Unerfahrenheit kommt vor dem Fall - das meint auch Rolf Borstel, Inhaber des Kreuzberger Speiselokals „Zum Hecker“ und alter Hase in der Branche: „Wenn du blutiger Anfänger bist, kannst du mit Brauereien ganz schön auflaufen.“ Er rät jedem Frischling, sich erst einmal von einem Rechtsanwalt beraten zu lassen. Mit voreiligen Unterschriften könne man sich übel die Finger verbrennen. Anders als in Holzers Fall seien es oftmals die Brauereien selbst, die Darlehen zu günstigen Zinsen vergäben: „Sie zwingen einem den Kredit regelrecht auf.“ Auf diese Weise ist den Bier-Herstellern der Absatz ihres Produkts sicher - und zwar auf jeden Fall, solange der Kneipier seine Schulden abzahlen muß. In der Regel, so Borstel, gehe der kreditnehmende Wirt auch noch die Verpflichtung ein, innerhalb eines bestimmten Zeitraums eine Mindestmenge Bier an den Kunden zu bringen. Es liegt auf der Hand, daß obendrein möglichst kein Fremdbier über die Theke kommen darf. Hat der Wirt auch noch das Pech, per Untermietvertrag an die Brauerei gebunden zu sein, ist er gefesselt und geknebelt.

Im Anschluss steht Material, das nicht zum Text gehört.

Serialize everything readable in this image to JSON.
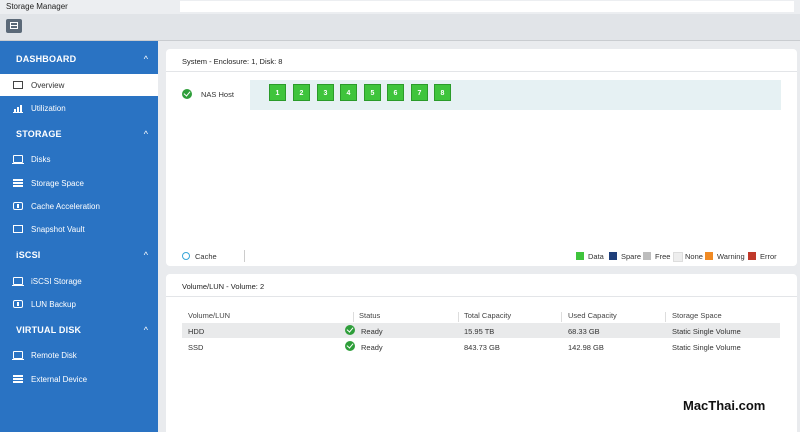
{
  "app": {
    "title": "Storage Manager"
  },
  "sidebar": {
    "sections": [
      {
        "label": "DASHBOARD",
        "chevron": "^"
      },
      {
        "label": "STORAGE",
        "chevron": "^"
      },
      {
        "label": "iSCSI",
        "chevron": "^"
      },
      {
        "label": "VIRTUAL DISK",
        "chevron": "^"
      }
    ],
    "items": [
      {
        "label": "Overview",
        "icon": "overview-icon",
        "active": true
      },
      {
        "label": "Utilization",
        "icon": "chart-bars-icon"
      },
      {
        "label": "Disks",
        "icon": "disk-icon"
      },
      {
        "label": "Storage Space",
        "icon": "stack-icon"
      },
      {
        "label": "Cache Acceleration",
        "icon": "cache-icon"
      },
      {
        "label": "Snapshot Vault",
        "icon": "vault-icon"
      },
      {
        "label": "iSCSI Storage",
        "icon": "iscsi-icon"
      },
      {
        "label": "LUN Backup",
        "icon": "backup-icon"
      },
      {
        "label": "Remote Disk",
        "icon": "remote-disk-icon"
      },
      {
        "label": "External Device",
        "icon": "external-device-icon"
      }
    ]
  },
  "system_panel": {
    "title": "System - Enclosure: 1, Disk: 8",
    "host_label": "NAS Host",
    "disks": [
      "1",
      "2",
      "3",
      "4",
      "5",
      "6",
      "7",
      "8"
    ],
    "cache_label": "Cache",
    "legend": [
      {
        "label": "Data",
        "color": "#3fc43c"
      },
      {
        "label": "Spare",
        "color": "#1f3f7a"
      },
      {
        "label": "Free",
        "color": "#bdbdbd"
      },
      {
        "label": "None",
        "color": "#eeeeee"
      },
      {
        "label": "Warning",
        "color": "#f08a24"
      },
      {
        "label": "Error",
        "color": "#c0392b"
      }
    ]
  },
  "volume_panel": {
    "title": "Volume/LUN - Volume: 2",
    "columns": [
      "Volume/LUN",
      "Status",
      "Total Capacity",
      "Used Capacity",
      "Storage Space"
    ],
    "rows": [
      {
        "name": "HDD",
        "status": "Ready",
        "total": "15.95 TB",
        "used": "68.33 GB",
        "space": "Static Single Volume"
      },
      {
        "name": "SSD",
        "status": "Ready",
        "total": "843.73 GB",
        "used": "142.98 GB",
        "space": "Static Single Volume"
      }
    ]
  },
  "watermark": "MacThai.com"
}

„Das“, konstatiert Holzer-Anwalt Rainer Frank, „ist eine ganz brutale Geschäftspolitik, die mit Knebelverträgen die Gaststättenwirte zur Sau macht“ (es sei denn, man ist Schweinchen Schlau). Sein Mandant, so Frank, habe sich arg verschätzt, nicht ahnend, daß das „Tönnchen“ so wenig frequentiert sein würde. „Die Wirte gehen ein Risiko ein“, resümiert der Anwalt, „daß sie wirtschaftlich gar nicht gleich übersehen“. Die Brauereien indes machen sich den blauäugigen Elan der unerfahrenen Branchen-Neulinge schamlos zunutze. Der gelackmeierte Gastwirt Holzer nennt das Kindl beim Namen: „Die Stärkeren machen den Schwächeren kaputt“. Wen wundert's, daß ihm vor lauter Gram die Sprache entgleitet: „Ich finde, es ist beschissen“.